If we lack an official House of Lords, there are Bushes, Tafts, Simons, Rockefellers, Gores, Kennedys and Bayhs out to create a kindred phenomenon. Laura Bush is the only wife of a 1996 or 2000 major-party presidential nominee who has not yet entertained seeking a US Senate seat in her own right. The duchesses of Clinton, Dole and Gore have already considered (or acted).
A soft, blurry kind of cultural corruption has all but muted discussion. Dynasty is no longer a bad word, and in the wake of this semantic revision, the inheritance tax supported by Presidents from Lincoln to FDR has been renamed the "death tax" by George II and may be heading toward extinction. Small-business men from Maine to San Diego are already dreaming of founding personal dynasties, built on lobsters-by-mail or Buick dealerships.
Progressive taxation--only a memory for most--died in the 1980s as regressive FICA taxes replaced income levies as the heaviest tax paid by a majority of American families. The First Amendment to the US Constitution, in turn, is not far from being twisted by the courts to include fat-cat political donations within the protection of free speech. Cynics might suggest that George Orwell set his book 1984 two decades too early.

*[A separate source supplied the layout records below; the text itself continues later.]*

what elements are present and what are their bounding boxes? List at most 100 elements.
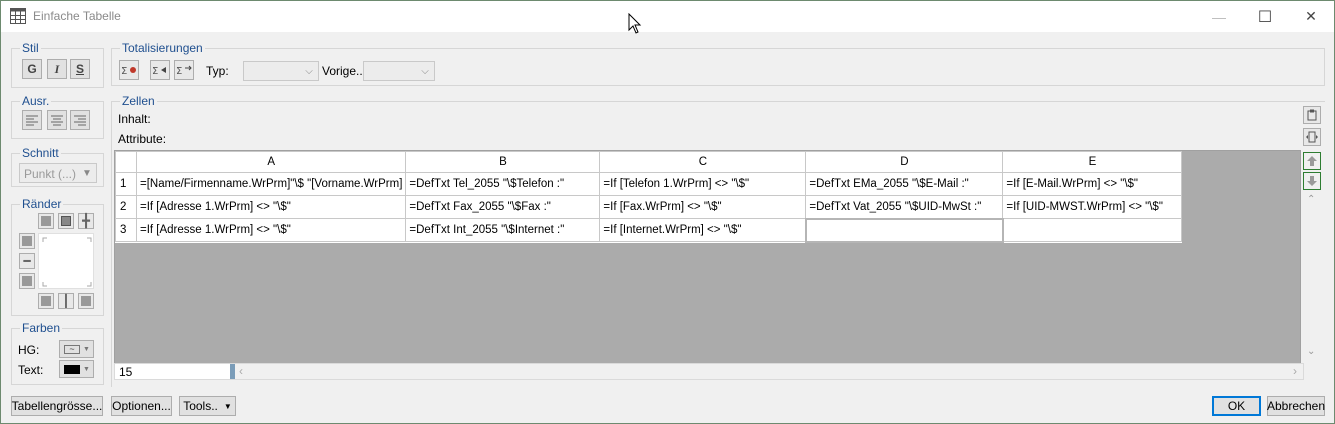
row-count-input[interactable] [115,364,230,379]
cell-grid[interactable]: A B C D E 1 =[Name/Firmenname.WrPrm]"\$ … [114,150,1301,364]
maximize-button[interactable]: ☐ [1242,1,1288,32]
table-cell[interactable] [804,217,1004,243]
vorige-label: Vorige.. [322,64,363,78]
border-grid-button[interactable]: ╋ [78,213,94,229]
border-right-icon [81,296,91,306]
typ-select[interactable]: ⌵ [243,61,319,81]
table-row: 1 =[Name/Firmenname.WrPrm]"\$ "[Vorname.… [115,172,1183,196]
maximize-icon: ☐ [1257,8,1273,26]
vertical-scrollbar[interactable]: ⌃ ⌄ [1303,150,1321,364]
text-color-label: Text: [18,363,44,377]
dialog-window: Einfache Tabelle — ☐ ✕ Stil G I S Ausr. … [0,0,1335,424]
horizontal-scrollbar[interactable]: ‹ › [114,363,1304,380]
table-cell[interactable]: =If [Adresse 1.WrPrm] <> "\$" [135,218,407,242]
bold-button[interactable]: G [22,59,42,79]
farben-legend: Farben [20,321,63,335]
row-header[interactable]: 3 [115,218,137,242]
minimize-button[interactable]: — [1196,1,1242,32]
close-icon: ✕ [1305,8,1317,24]
dropdown-arrow-icon: ▼ [223,401,232,411]
table-cell[interactable]: =DefTxt Fax_2055 "\$Fax :" [405,195,601,219]
ausrichtung-group: Ausr. [11,94,104,139]
scroll-down-icon[interactable]: ⌄ [1307,346,1315,357]
border-right-button[interactable] [78,293,94,309]
border-inner-h-button[interactable] [58,213,74,229]
border-left-button[interactable] [19,233,35,249]
total-sum-button[interactable]: Σ [150,60,170,80]
optionen-button[interactable]: Optionen... [111,396,172,416]
chevron-down-icon: ▼ [83,345,90,353]
attribute-label: Attribute: [118,132,167,146]
align-right-icon [74,115,86,126]
total-clear-button[interactable]: Σ [119,60,139,80]
ok-label: OK [1227,399,1246,413]
column-header[interactable]: B [405,151,601,173]
table-cell[interactable]: =If [Telefon 1.WrPrm] <> "\$" [599,172,807,196]
total-previous-button[interactable]: Σ [174,60,194,80]
border-bottom-left-button[interactable] [19,273,35,289]
minimize-icon: — [1212,8,1226,25]
column-header[interactable]: E [1002,151,1183,173]
table-cell[interactable]: =DefTxt Tel_2055 "\$Telefon :" [405,172,601,196]
table-cell[interactable]: =DefTxt Vat_2055 "\$UID-MwSt :" [805,195,1004,219]
ausrichtung-legend: Ausr. [20,94,52,108]
scroll-right-icon[interactable]: › [1293,364,1297,378]
column-header[interactable]: D [805,151,1004,173]
hg-color-swatch: ~ [64,344,80,354]
close-button[interactable]: ✕ [1288,1,1334,32]
clipboard-button[interactable] [1303,106,1321,124]
schnitt-legend: Schnitt [20,146,61,160]
optionen-label: Optionen... [112,399,171,413]
vorige-select[interactable]: ⌵ [363,61,435,81]
border-inner-v-button[interactable]: ┃ [58,293,74,309]
align-center-icon [51,115,63,126]
scroll-up-icon[interactable]: ⌃ [1307,194,1315,205]
table-cell[interactable]: =If [UID-MWST.WrPrm] <> "\$" [1002,195,1183,219]
row-header[interactable]: 2 [115,195,137,219]
abbrechen-button[interactable]: Abbrechen [1267,396,1325,416]
border-preview[interactable] [38,233,94,289]
align-left-button[interactable] [22,110,42,130]
border-middle-button[interactable]: ━ [19,253,35,269]
align-center-button[interactable] [47,110,67,130]
italic-button[interactable]: I [47,59,67,79]
schnitt-select[interactable]: Punkt (...) ▼ [19,163,97,183]
input-splitter[interactable] [230,364,235,379]
chevron-down-icon: ⌵ [305,65,313,77]
schnitt-select-value: Punkt (...) [24,167,77,181]
cell-table: A B C D E 1 =[Name/Firmenname.WrPrm]"\$ … [115,151,1183,243]
table-cell[interactable]: =If [Adresse 1.WrPrm] <> "\$" [135,195,407,219]
text-color-swatch [64,364,80,374]
ok-button[interactable]: OK [1212,396,1261,416]
move-row-up-button[interactable] [1303,152,1321,170]
table-cell[interactable]: =[Name/Firmenname.WrPrm]"\$ "[Vorname.Wr… [135,172,407,196]
move-row-down-button[interactable] [1303,172,1321,190]
scroll-left-icon[interactable]: ‹ [239,364,243,378]
border-top-button[interactable] [38,213,54,229]
column-header[interactable]: A [135,151,407,173]
row-header[interactable]: 1 [115,172,137,196]
table-cell[interactable] [1002,218,1183,242]
text-color-button[interactable]: ▼ [59,360,94,378]
table-row: 2 =If [Adresse 1.WrPrm] <> "\$" =DefTxt … [115,195,1183,219]
table-cell[interactable]: =If [Internet.WrPrm] <> "\$" [599,218,807,242]
column-header[interactable]: C [599,151,807,173]
table-cell[interactable]: =If [Fax.WrPrm] <> "\$" [599,195,807,219]
title-bar[interactable]: Einfache Tabelle — ☐ ✕ [1,1,1334,34]
align-right-button[interactable] [70,110,90,130]
border-bottom-icon [22,276,32,286]
strikethrough-button[interactable]: S [70,59,90,79]
svg-text:Σ: Σ [121,66,127,76]
sigma-clear-icon: Σ [121,66,136,76]
table-cell[interactable]: =If [E-Mail.WrPrm] <> "\$" [1002,172,1183,196]
tabellengroesse-button[interactable]: Tabellengrösse... [11,396,103,416]
column-width-button[interactable] [1303,128,1321,146]
border-bottom-button[interactable] [38,293,54,309]
hg-color-button[interactable]: ~ ▼ [59,340,94,358]
svg-text:Σ: Σ [176,66,182,76]
stil-group: Stil G I S [11,41,104,88]
column-width-icon [1306,131,1318,143]
tools-button[interactable]: Tools.. ▼ [179,396,236,416]
table-cell[interactable]: =DefTxt Int_2055 "\$Internet :" [405,218,601,242]
table-cell[interactable]: =DefTxt EMa_2055 "\$E-Mail :" [805,172,1004,196]
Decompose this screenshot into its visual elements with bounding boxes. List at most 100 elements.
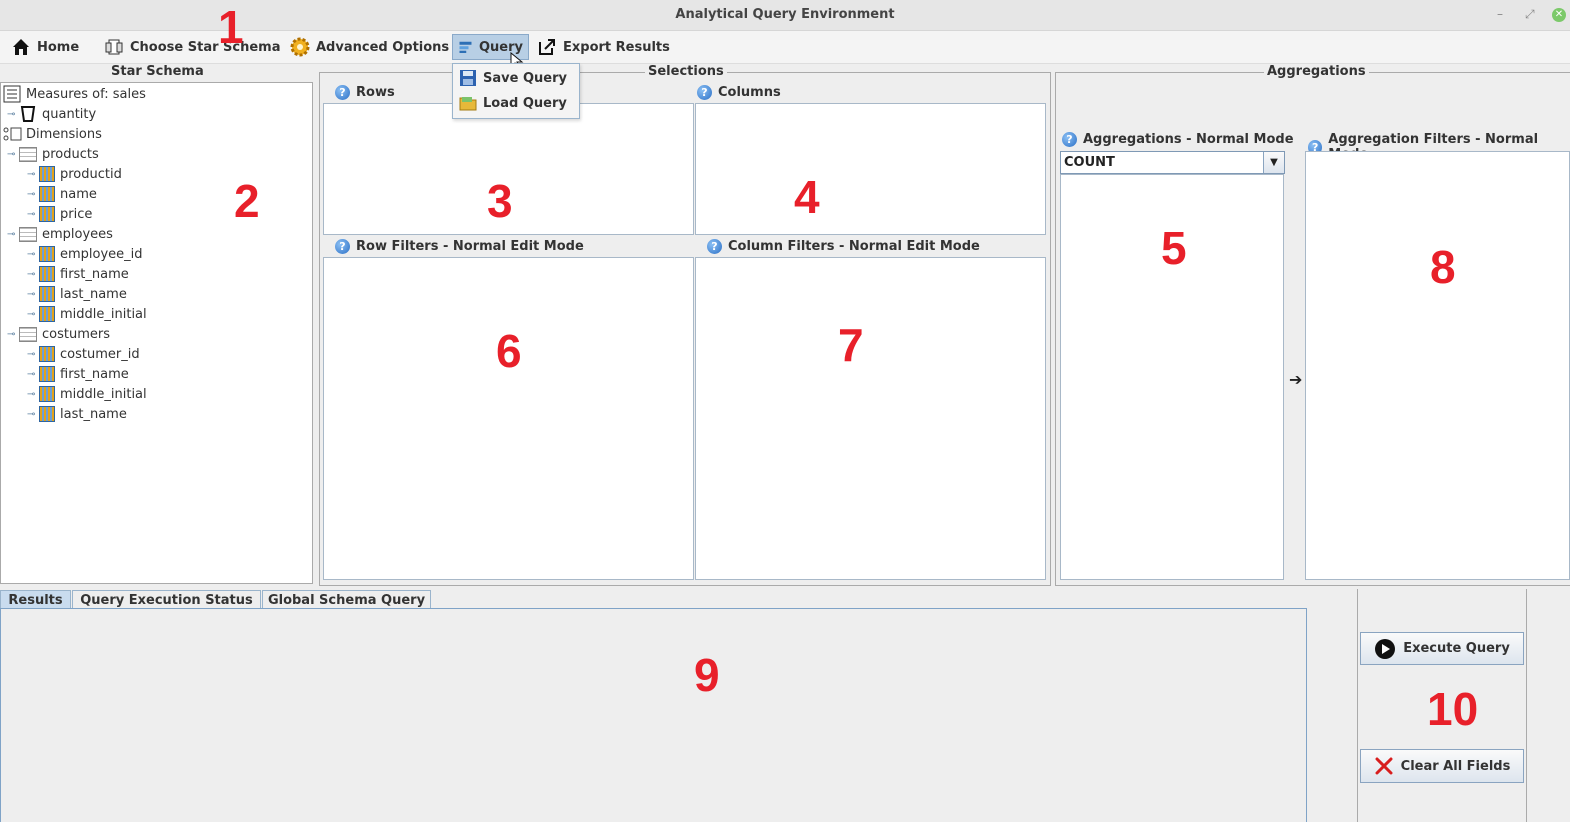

But democracy is being eroded more by money and its power than by skilled semantics. For want of insights and data often unobtainable from the corporate media, the public opinion vital to US democracy has trouble remaining vigorous and informed. Many politicians are themselves part of the national economic elite, and others depend on that elite for campaign funding. History tells us that America overcame kindred problems in the Progressive era a century ago. The national will to do so again, however, is hardly clear.